Accounting in simple terms

Accounting is the methodology by which business activities are measured, processed into reports, and results are communicated to decision makers. Accounting has been called the language of business. The better the language is understood, the better you can manage the financial aspects of everyday living. Business managers reported in a recent survey that they considered accounting as the single most important college class for business majors to master.

Car payments, personal budgeting, income taxes are all based on information systems developed from accounting reports and principles. Accounting reports allow people to make informed decisions on business matters. Financial statements are reports that display business of an individual or corporation in monetary amounts.

Bookkeeping is not the same as accounting. Bookkeeping merely is the process of collecting information to be used in accounting. Today, much of the bookkeeping processes are being done by computer software programs. The decisions based on the accounting reports still must be made by people.

Some of the people who use accounting information are the decision makers.
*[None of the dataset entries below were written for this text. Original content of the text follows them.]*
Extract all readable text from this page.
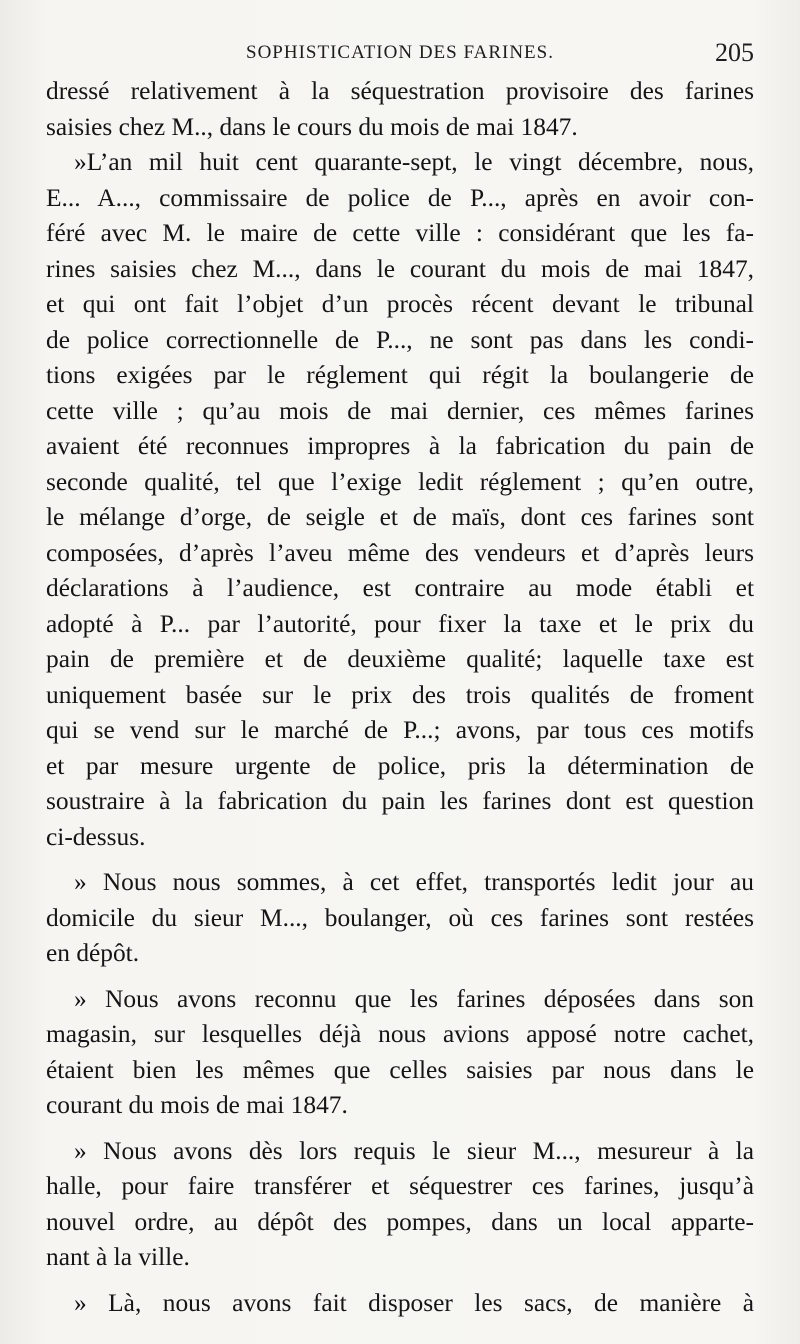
SOPHISTICATION DES FARINES.	205
dressé relativement à la séquestration provisoire des farines
saisies chez M.., dans le cours du mois de mai 1847.
»L’an mil huit cent quarante-sept, le vingt décembre, nous,
E... A..., commissaire de police de P..., après en avoir con-
féré avec M. le maire de cette ville : considérant que les fa-
rines saisies chez M..., dans le courant du mois de mai 1847,
et qui ont fait l’objet d’un procès récent devant le tribunal
de police correctionnelle de P..., ne sont pas dans les condi-
tions exigées par le réglement qui régit la boulangerie de
cette ville ; qu’au mois de mai dernier, ces mêmes farines
avaient été reconnues impropres à la fabrication du pain de
seconde qualité, tel que l’exige ledit réglement ; qu’en outre,
le mélange d’orge, de seigle et de maïs, dont ces farines sont
composées, d’après l’aveu même des vendeurs et d’après leurs
déclarations à l’audience, est contraire au mode établi et
adopté à P... par l’autorité, pour fixer la taxe et le prix du
pain de première et de deuxième qualité; laquelle taxe est
uniquement basée sur le prix des trois qualités de froment
qui se vend sur le marché de P...; avons, par tous ces motifs
et par mesure urgente de police, pris la détermination de
soustraire à la fabrication du pain les farines dont est question
ci-dessus.
» Nous nous sommes, à cet effet, transportés ledit jour au
domicile du sieur M..., boulanger, où ces farines sont restées
en dépôt.
» Nous avons reconnu que les farines déposées dans son
magasin, sur lesquelles déjà nous avions apposé notre cachet,
étaient bien les mêmes que celles saisies par nous dans le
courant du mois de mai 1847.
» Nous avons dès lors requis le sieur M..., mesureur à la
halle, pour faire transférer et séquestrer ces farines, jusqu’à
nouvel ordre, au dépôt des pompes, dans un local apparte-
nant à la ville.
» Là, nous avons fait disposer les sacs, de manière à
The need for accurate information cannot be downplayed. The bigger the decision, the more accurate the information must be. Some of the people and groups who use accounting information include individuals, businesses, investors and creditors, governmental regulatory agencies, taxing authorities at all levels, non profit organizations, and sometimes employees and labor unions.

Accounting follows several different paths in presenting reports. The accounting reports may be prepared for management. Management accounting helps in making business decisions about internal direction and needs of the business or corporation. Financial accounting is usually intended for a broader audience, such as shareholders, lenders, or regulatory agencies as well as taxing agencies.

Auditing is related to accounting and also has two main types. Internal auditors work within an organization to ensure that accounting practices follow Generally Accepted Accounting Principles (GAAP), which are standardized format and policy for accounting transactions and reports. These guidelines might set standards for how inventory usage is to be recorded, for example first in/first out, last in/in first out etc. This can make a significant difference in determining the value of the inventory to be reported on the financial statements.

External auditors are those hired by agencies such as the government to check on the activities of the accounting reports prepared by the business or organization. An audit report is a report that the business has or has not presented the financial reports so as to correctly represent the status of the business.